Un piccolo capitello che racconta una grande storia di cammino, di ricerca dei legami più preziosi, quelli con Dio e con i fratelli. Esempio tangibile di quanto, anche durante la pandemia, si possa costruire, gettare semi sul terreno fertile, guardare al domani con speranza. La speranza che ancora una volta Gesù ci dona con la sua resurrezione.

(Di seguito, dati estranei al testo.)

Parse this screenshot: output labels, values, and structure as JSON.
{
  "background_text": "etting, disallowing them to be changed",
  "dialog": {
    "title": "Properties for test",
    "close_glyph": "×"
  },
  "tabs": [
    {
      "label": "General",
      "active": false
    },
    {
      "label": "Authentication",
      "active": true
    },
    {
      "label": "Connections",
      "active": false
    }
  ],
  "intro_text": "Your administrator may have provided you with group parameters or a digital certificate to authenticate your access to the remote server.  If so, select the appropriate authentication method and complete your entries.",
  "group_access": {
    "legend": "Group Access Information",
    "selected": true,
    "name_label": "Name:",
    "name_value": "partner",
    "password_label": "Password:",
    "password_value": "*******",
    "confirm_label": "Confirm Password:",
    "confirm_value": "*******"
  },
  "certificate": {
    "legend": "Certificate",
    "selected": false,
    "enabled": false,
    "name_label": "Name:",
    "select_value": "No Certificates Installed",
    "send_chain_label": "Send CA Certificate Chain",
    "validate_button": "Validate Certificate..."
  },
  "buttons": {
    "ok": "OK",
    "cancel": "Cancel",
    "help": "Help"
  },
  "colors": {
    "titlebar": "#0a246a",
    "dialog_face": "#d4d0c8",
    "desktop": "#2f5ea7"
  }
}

Trachite del colle da cui il Santo benedì Padova

La trachite – pietra grigia o gialla di origine vulcanica estratta nei Colli Euganei fin dall’antichità – ha un significato simbolico: proviene dal colle dove, si racconta, sant’Antonio abbia benedetto la città di Padova.

La preghiera

«O Dio, Padre buono e misericordioso, che hai scelto sant'Antonio come testimone del Vangelo e messaggero di pace in mezzo al tuo popolo, ascolta la preghiera che ti rivolgiamo per sua intercessione. Santifica ogni famiglia, aiutala a crescere nella fede; conserva in essa l'unità, la pace, la serenità. Benedici i nostri figli, proteggi i giovani. Soccorri quanti sono provati dalla malattia, dalla sofferenza e dalla solitudine. Sostienici nelle fatiche d'ogni giorno, donandoci il tuo amore. Amen».